Here is a piece of less than useful information, of interest mostly to true Ruminators. The biggest reason there is no accepted agreement, in the abstract, as to what does or does not constitute a “fixture,” is because the answer has changed many times over the course of time. Case law is burdened with historical concepts as to “what people must have intended” to remain a mortgagor’s or a tenant’s property when either of them relinquishes its interest in the real property. More simply put, “it takes forever to learn the rules and once you’ve learned them they change again.” [That’s a corollary to Murphy’s Law.]
How do you deal with this uncertainty? That’s easy – make your own rules. Here’s a checklist in progress:
- Define exactly what items, though attached to the real property, will be treated as the tenant’s own property. Basically, this means – what can the tenant take with it when it leaves. You can call it “Tenant Owned Fixtures.” Remember that if an item isn’t attached at all, like a floor lamp or inventory, no one will be calling it a real property fixture. We’re not concerned with that kind of personal property.

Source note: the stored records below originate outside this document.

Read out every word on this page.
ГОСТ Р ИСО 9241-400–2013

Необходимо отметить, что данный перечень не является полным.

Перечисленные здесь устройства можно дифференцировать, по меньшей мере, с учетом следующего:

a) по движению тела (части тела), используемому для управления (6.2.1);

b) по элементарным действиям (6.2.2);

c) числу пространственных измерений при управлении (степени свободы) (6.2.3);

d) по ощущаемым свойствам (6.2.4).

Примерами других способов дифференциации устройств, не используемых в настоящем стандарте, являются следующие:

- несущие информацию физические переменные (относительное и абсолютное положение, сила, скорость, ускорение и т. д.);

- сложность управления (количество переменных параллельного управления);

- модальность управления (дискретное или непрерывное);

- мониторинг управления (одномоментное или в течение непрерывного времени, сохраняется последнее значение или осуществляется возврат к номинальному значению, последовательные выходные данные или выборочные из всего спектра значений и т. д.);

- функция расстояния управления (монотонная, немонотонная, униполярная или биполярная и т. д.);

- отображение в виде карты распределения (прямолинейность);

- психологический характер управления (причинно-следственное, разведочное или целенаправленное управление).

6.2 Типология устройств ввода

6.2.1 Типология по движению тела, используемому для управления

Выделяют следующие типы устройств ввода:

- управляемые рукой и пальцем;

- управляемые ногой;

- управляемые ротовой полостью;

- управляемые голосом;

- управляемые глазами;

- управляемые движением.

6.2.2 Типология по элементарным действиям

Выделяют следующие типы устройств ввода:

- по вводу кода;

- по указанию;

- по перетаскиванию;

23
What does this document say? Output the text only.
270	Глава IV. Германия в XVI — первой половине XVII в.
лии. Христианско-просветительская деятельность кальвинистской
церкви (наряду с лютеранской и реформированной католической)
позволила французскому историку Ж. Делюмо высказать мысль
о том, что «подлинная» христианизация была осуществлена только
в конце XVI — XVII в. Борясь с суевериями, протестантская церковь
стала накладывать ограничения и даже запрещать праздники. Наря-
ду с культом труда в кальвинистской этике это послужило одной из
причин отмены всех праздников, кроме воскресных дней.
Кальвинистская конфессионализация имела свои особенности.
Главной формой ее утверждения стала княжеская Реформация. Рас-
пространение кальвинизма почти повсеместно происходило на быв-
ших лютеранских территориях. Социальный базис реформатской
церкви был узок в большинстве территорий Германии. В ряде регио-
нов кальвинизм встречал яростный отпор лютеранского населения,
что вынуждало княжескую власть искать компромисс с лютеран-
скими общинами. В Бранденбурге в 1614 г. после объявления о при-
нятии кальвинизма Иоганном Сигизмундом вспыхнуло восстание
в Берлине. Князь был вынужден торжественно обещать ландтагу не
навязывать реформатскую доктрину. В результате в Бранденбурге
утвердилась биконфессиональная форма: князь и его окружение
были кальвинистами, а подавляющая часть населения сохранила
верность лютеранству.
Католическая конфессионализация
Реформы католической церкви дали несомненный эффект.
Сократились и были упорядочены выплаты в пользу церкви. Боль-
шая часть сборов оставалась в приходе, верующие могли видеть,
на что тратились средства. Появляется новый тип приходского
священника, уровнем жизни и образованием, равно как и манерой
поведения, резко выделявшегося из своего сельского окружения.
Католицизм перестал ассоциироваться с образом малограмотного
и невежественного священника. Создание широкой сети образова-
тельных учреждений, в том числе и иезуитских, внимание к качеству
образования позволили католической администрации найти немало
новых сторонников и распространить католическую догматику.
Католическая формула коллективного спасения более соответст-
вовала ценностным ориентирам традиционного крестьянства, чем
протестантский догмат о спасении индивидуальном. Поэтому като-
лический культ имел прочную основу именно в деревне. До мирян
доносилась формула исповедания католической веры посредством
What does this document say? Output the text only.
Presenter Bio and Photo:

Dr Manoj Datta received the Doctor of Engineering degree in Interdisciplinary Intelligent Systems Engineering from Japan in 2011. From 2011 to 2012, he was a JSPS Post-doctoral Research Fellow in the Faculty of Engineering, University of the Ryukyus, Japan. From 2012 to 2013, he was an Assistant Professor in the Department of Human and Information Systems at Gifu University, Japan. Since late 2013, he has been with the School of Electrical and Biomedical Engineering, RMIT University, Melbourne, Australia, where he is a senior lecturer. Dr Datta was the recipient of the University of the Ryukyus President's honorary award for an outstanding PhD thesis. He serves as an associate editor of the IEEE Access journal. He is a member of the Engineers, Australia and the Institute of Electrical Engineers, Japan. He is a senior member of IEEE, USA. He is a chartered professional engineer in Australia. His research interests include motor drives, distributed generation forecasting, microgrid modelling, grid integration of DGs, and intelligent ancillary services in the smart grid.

- Of the Tenant Owned Fixtures, write down what the tenant must take with it when it leaves.
- Set the time limit for when the tenant must get its “stuff” out.
- Say that the tenant has the obligation to repair all damage caused by the initial installation, presence or removal of Tenant Owned Fixtures.
- Say that the tenant bears the risk of loss for Tenant Owned Fixtures and that the landlord will not be insuring them.
- If you are the landlord, require your tenant to insure the Tenant Owned Fixtures (if you are concerned that the tenant may not be able to cover the loss and thus be unable to get up and running again after the fire or other peril causes damage).
- Decide, together, what other items the tenant attaches to the real property (“Remaining Fixtures”) must go or stay when the tenant leaves.
- As to any of the Remaining Fixtures that the tenant will be required to remove, say that the tenant has the obligation to repair all damage caused by their initial installation, presence or removal.
- As to Remaining Fixtures, make sure they are included in the landlord’s insurance policies and that the lease requires the landlord to restore them after a fire, etc.